Crosby went on to talk about the pair’s most recent hookup: “Two or three years ago I’m in this big rehearsal complex at Burbank. I’m doing a relatively new song, a pretty intense song. I’ve got my eyes closed, because I’m into it. It’s one of those moments when it’s going extremely well and you don’t want to f*** it up, even though it’s just you and the band in a big empty room. So I get to the end of the song and I hear one pair of hands clapping. I open my eyes, look up and it’s McCartney. He’s been standing there the whole time. He’s rehearsing in the room next door and has come over to see me. He invited us all back to his room, we raided his groceries and talked endlessly. He was so gracious with us. He’s just as real now as when I first met him in the ’60s.”

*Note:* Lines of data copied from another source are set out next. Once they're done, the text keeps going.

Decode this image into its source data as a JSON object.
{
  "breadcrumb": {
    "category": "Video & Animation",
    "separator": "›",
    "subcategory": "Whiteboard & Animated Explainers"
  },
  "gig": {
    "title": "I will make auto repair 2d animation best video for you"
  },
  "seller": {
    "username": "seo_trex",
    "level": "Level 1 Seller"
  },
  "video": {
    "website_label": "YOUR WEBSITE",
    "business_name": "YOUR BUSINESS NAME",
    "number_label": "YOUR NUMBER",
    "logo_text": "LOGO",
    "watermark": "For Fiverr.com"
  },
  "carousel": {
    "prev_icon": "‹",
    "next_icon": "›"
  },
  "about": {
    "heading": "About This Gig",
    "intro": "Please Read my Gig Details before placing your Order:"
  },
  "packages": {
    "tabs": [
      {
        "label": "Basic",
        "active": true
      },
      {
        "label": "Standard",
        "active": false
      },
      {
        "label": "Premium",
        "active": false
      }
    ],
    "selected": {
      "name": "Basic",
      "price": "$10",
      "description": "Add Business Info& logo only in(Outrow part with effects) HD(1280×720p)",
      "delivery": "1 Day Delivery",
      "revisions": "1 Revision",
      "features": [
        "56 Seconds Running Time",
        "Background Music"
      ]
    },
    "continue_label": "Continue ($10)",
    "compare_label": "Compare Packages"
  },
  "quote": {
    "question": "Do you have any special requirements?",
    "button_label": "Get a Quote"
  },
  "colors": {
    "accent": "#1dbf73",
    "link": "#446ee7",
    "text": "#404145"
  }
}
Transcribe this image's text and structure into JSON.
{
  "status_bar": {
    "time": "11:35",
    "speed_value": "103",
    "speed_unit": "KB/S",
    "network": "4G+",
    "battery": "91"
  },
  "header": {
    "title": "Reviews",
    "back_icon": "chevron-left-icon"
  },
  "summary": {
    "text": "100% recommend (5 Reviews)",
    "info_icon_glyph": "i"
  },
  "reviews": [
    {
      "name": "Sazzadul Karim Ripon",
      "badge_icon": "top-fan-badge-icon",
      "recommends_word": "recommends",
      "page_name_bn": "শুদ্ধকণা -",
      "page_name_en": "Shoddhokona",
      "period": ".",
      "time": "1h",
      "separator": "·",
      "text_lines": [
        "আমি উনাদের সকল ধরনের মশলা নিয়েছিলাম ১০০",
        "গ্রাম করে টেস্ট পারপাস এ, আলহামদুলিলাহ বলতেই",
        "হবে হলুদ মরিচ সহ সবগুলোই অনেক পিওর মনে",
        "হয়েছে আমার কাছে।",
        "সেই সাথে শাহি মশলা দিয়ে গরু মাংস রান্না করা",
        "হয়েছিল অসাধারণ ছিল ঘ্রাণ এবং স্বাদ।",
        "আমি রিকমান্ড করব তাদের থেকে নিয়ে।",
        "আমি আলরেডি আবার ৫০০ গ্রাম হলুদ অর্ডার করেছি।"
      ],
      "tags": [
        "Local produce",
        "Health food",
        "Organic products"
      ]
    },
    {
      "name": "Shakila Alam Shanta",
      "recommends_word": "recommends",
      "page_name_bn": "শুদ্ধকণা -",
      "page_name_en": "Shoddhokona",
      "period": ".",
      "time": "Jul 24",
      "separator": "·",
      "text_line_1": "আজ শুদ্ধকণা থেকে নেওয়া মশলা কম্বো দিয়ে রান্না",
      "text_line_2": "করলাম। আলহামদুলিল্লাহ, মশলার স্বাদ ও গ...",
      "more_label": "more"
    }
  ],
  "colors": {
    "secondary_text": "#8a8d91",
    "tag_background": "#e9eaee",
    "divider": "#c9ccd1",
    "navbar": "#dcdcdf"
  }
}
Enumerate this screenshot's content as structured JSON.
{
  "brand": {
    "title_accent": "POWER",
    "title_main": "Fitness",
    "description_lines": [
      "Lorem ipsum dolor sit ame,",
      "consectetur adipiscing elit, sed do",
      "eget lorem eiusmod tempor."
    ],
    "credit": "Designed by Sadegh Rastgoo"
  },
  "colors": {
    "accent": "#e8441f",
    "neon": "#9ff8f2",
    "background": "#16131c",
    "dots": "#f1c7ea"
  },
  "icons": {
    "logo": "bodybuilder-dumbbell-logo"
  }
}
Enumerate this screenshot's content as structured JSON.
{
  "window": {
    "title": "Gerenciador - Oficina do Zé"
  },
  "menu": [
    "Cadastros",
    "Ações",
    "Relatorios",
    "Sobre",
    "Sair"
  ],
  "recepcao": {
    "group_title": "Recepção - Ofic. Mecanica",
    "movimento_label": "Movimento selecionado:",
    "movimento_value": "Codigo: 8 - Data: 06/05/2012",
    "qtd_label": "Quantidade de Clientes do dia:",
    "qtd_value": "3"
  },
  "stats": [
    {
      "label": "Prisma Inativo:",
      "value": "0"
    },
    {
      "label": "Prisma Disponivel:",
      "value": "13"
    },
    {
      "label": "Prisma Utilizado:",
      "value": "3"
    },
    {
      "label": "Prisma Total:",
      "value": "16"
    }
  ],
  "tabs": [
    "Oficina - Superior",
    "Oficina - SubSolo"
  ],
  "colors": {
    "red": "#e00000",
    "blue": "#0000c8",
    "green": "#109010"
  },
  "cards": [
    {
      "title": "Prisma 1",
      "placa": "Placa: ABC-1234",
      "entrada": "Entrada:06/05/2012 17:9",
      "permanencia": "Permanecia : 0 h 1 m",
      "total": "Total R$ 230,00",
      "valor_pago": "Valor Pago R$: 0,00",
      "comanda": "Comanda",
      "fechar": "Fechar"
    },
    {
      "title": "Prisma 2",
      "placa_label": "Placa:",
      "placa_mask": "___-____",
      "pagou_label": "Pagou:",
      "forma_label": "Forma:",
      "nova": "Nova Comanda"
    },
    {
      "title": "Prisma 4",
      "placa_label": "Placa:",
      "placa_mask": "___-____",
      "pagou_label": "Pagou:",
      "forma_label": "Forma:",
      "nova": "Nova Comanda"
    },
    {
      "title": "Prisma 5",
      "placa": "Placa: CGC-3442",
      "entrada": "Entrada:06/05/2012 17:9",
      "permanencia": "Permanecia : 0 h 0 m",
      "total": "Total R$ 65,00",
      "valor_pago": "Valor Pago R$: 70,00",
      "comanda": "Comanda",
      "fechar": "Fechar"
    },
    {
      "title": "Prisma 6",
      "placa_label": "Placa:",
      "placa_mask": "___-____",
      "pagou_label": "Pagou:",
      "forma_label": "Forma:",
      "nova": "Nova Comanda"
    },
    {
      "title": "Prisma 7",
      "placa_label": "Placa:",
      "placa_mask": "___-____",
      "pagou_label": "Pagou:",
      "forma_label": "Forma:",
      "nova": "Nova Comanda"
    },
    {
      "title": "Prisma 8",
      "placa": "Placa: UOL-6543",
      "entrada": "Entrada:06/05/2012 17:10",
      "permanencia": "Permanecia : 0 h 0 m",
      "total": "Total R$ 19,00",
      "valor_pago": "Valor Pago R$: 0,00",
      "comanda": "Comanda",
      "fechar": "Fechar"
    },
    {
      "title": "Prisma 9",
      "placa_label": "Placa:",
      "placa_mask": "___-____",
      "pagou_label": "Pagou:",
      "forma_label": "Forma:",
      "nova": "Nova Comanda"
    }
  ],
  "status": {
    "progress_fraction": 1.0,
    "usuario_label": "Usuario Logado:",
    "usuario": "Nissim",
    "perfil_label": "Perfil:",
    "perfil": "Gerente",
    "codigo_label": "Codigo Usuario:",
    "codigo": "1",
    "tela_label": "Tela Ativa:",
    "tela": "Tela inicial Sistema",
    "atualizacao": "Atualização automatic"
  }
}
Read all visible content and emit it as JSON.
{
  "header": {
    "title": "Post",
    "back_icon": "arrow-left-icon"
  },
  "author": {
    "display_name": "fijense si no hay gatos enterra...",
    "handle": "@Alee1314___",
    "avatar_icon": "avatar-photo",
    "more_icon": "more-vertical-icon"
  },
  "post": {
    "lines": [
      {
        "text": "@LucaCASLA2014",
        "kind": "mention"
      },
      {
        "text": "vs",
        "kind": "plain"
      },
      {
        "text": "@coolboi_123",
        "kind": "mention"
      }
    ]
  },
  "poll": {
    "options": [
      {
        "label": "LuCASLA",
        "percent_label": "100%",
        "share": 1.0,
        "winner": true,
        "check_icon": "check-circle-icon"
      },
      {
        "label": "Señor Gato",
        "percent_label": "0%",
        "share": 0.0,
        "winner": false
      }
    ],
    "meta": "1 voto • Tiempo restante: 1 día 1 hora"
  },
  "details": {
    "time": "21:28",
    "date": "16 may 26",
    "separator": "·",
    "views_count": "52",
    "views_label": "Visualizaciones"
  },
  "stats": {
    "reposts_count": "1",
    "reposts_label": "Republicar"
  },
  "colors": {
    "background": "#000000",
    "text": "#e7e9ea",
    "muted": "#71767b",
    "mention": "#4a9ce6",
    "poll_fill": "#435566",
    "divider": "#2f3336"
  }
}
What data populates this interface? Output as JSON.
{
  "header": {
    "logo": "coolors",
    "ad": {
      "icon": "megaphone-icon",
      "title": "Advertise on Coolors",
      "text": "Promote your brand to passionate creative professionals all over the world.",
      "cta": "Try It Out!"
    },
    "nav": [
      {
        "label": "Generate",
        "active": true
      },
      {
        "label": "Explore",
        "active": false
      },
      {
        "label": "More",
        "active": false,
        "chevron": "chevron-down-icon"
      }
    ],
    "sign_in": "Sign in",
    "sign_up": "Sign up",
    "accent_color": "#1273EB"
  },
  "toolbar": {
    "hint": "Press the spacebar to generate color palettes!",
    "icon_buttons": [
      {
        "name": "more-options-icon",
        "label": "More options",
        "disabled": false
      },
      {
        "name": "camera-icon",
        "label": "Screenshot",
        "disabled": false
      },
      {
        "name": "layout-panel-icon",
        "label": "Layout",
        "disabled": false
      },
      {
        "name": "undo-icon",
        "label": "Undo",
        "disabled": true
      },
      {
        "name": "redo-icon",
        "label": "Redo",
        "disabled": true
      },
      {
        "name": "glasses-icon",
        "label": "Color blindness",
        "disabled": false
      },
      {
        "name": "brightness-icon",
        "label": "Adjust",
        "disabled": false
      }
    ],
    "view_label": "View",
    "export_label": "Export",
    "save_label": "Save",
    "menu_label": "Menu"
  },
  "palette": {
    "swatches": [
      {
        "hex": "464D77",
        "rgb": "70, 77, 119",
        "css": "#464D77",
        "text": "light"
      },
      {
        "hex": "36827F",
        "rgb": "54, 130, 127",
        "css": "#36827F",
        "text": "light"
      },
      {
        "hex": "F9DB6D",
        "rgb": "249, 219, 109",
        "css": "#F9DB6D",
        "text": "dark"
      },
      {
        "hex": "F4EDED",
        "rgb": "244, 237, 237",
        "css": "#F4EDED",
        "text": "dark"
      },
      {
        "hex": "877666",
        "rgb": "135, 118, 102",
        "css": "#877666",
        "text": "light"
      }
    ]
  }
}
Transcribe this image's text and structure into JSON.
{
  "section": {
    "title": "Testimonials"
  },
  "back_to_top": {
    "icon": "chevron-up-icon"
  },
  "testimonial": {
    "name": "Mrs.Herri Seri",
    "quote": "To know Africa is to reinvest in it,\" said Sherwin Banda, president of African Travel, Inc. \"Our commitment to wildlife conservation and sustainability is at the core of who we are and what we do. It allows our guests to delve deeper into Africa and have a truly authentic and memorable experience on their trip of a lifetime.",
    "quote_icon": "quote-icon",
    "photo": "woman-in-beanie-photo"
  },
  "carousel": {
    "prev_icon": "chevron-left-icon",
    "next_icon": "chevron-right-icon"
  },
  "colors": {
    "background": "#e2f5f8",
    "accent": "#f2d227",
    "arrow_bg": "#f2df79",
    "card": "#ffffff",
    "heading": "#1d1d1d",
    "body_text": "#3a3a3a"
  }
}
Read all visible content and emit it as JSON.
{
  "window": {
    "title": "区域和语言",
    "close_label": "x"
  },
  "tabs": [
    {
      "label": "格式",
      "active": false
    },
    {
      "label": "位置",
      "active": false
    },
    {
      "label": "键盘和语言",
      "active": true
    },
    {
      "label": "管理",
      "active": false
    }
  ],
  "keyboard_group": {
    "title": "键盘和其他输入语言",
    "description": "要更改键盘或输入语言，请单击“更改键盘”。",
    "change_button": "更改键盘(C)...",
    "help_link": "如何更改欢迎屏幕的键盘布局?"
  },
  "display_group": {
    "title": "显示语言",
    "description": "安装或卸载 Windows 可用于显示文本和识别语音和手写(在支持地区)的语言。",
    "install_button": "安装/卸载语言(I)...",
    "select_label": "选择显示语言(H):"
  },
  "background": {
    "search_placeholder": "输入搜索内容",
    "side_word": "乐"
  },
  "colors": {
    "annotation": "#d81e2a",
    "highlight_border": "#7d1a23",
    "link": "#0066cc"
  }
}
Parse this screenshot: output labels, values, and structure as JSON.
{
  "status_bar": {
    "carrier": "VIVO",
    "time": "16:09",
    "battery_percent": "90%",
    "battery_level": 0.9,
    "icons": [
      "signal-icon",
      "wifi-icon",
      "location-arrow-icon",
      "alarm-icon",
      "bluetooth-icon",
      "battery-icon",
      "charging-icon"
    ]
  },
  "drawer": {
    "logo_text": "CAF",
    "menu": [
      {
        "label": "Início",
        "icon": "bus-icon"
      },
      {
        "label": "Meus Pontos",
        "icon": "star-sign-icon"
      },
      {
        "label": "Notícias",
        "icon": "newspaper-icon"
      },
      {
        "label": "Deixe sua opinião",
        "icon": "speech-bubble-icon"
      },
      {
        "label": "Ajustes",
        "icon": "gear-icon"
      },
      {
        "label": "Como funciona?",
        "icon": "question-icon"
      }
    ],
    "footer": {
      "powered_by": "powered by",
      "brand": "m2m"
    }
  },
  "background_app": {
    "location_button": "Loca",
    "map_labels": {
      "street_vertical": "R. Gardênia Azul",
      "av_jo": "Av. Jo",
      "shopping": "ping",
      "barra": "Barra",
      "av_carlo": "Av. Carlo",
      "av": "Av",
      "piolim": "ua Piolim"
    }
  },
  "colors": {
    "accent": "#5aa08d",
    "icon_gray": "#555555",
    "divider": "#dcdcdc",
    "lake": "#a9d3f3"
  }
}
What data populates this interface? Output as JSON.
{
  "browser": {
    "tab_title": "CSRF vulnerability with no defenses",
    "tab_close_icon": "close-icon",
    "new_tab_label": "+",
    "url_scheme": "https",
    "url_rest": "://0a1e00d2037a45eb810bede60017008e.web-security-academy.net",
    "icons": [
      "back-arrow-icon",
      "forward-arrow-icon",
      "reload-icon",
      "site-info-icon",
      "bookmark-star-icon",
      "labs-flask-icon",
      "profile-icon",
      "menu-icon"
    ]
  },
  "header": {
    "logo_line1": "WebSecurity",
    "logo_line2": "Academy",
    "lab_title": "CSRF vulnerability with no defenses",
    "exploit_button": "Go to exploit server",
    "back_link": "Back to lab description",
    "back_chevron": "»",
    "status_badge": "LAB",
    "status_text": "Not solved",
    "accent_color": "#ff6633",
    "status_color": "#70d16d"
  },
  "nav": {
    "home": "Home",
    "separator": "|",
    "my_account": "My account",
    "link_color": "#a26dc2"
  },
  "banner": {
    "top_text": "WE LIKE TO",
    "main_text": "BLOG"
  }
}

When we last caught up with David Crosby, we asked him about how back in the Byrds’ mid-’60s heyday, the “Fab Four” treated him and Roger McGuinn on as personal confidantes and musical peers: “They were extremely bright cats; not, y’know, reserved intellectuals from expensive schools — these were kids off the street who had smarts. Real smarts. And a tremendous amount of talent. And hangin’ out with them, y’know, it was difficult, because there was such an intense sphere of people. . . y’know, a lotta pressure. It was very difficult for them to get five minutes to themselves. The time that I did spend with them, we spent very privately and doing ordinary things. Playin’ guitar, laying out by the pool, talkin,’ playing music for each other that we had recorded. Y’know, stuff that was all the more precious because it wasn’t a big deal. I loved showin’ John Lennon a chord he hadn’t seen before. Good cats. And they were very nice to us. Drove us home from gigs, invited us over for dinner, came to our shows. They were as nice as they could be.”